Escrevi  lentamente todos os meus versos de amor com a ponta do dedo em tuas costas nuas. E quando passava da cintura você ria e apertava o corpo contra o colchão. E eu apagava tudo e escrevia outra e mais outra só para ver a tua reação. Uma vez pedi que escrevesses nas minhas costas. Mas escrevias rápido e eu não conseguia ler. E você perguntou se eu queria que você desenhasse. Beijei a tua nuca.  Pensei na tua idéia, pedi que deitasses e comecei a desenhar com alguns fios de teu cabelo, enfiando na orelha de vez em quando para que não dormisses. Você disse  rindo que desenhos eróticos não valiam. E eu apaguei tudo. E comecei a desenhar uma flor com um longo caule que descia pelas tuas coxas.. Mas você não queria que eu terminasse o caule. Em determinado ponto você não deixou mais que eu continuasse. Tudo bem, eu disse, vou apagar tudo. E você disse tudo não apenas o caule. Escrevi outro poema que começava com“ Teus olhos brilham como o reflexo das estrelas na espuma do mar,e me encaram como  o  vento de calmaria,” . Teus olhos se nublaram e você disse que você não era tudo aquilo.Que você se sentia como Lady de Shallot, condenada a ver o mundo através do reflexo de um espelho,que refletia outro e mais outro até não distinguir mais realidade de fantasia.Beijei tuas espáduas.E quebrei os espelhos que refletiam o salgueiro no lago. Com jeito te deitei de costas e você meio que escondeu os seios com as mãos. Eu disse que queria escrever naquela folha também mas você resistia. Fui passando o dedo até onde alcançava, até você relaxar e segurar minha mão e escrever com ela a palavra que você queria, aonde você queria. E eu me deixei guiar.Já conhecia as rimas todas. Fui escrevendo, um pouco aqui, um pouco ali . Até que a página ficou inteira, a estória fazia sentido e eu podia continuar apenas passando o dedo em tuas costas enquanto cochilavas. E eu prestava atenção na chuva que caia. Aquela chuva  que você tanto esperava,.mas que agora não vias em teu sono. Aquela chuva que me trazia lembranças de outras chuvas, outras épocas.

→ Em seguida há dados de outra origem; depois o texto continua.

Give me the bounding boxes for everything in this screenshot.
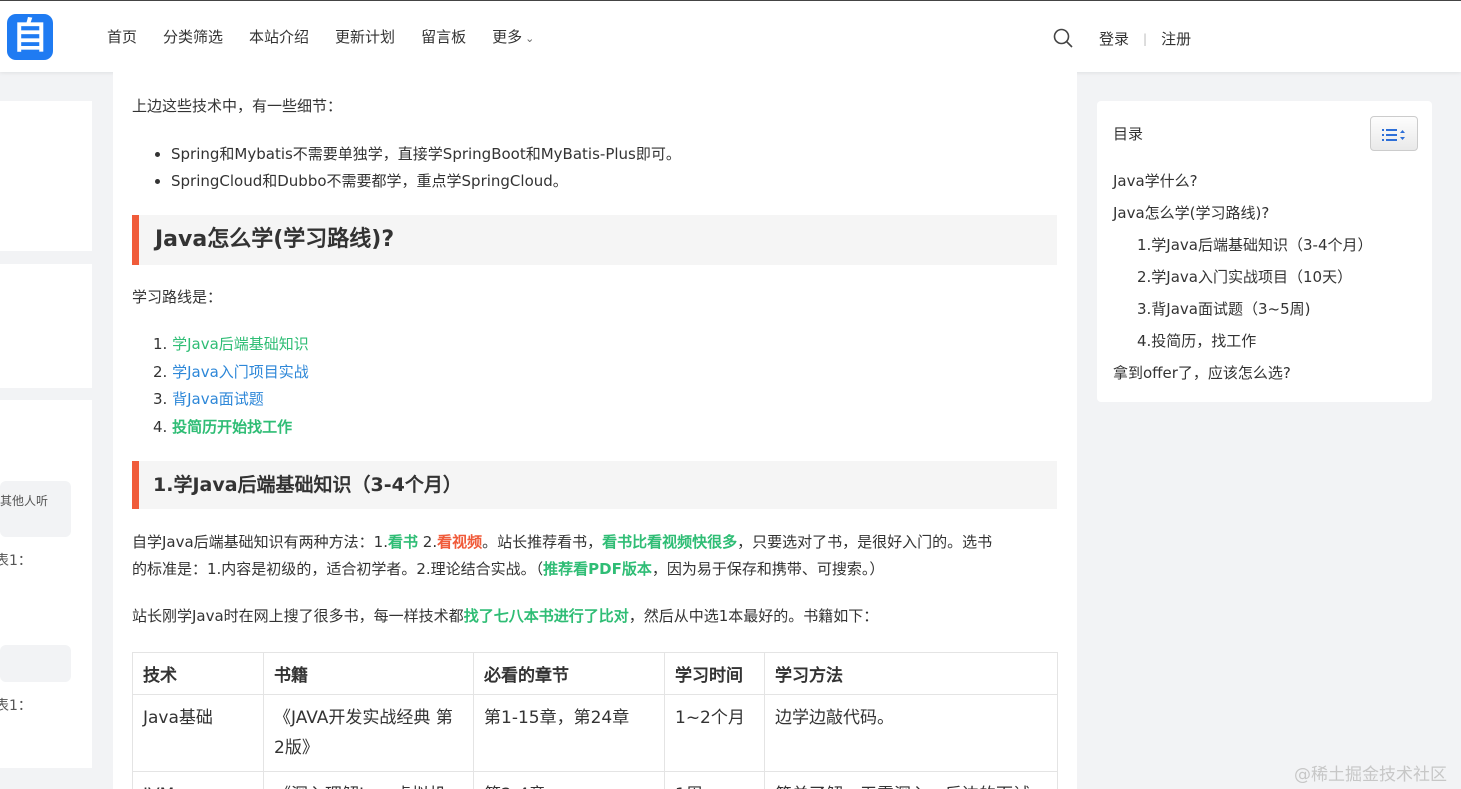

Épocas de águas mágicas caindo das  folhas em nossos corpos abraçados,respingando nos cabelos,nos ombros,no peito, ventre chegando aos pés nus que brincavam nas poças.

Omar olhou o relógio.Ouviu um rebuliço na cozinha.Era aniversário da loira da contabilidade e o pessoal tinha comprado um bolo para comemorar. Um bolo branco coberto com fitas de côco. “ Que pena, ia gostar mais se fosse de chocolate… “ . Mas levantou-se depressa , afinal, açúcar era açúcar !!! E, com certeza, repetiu mais de uma vez. Com dois copos de Coca Zero.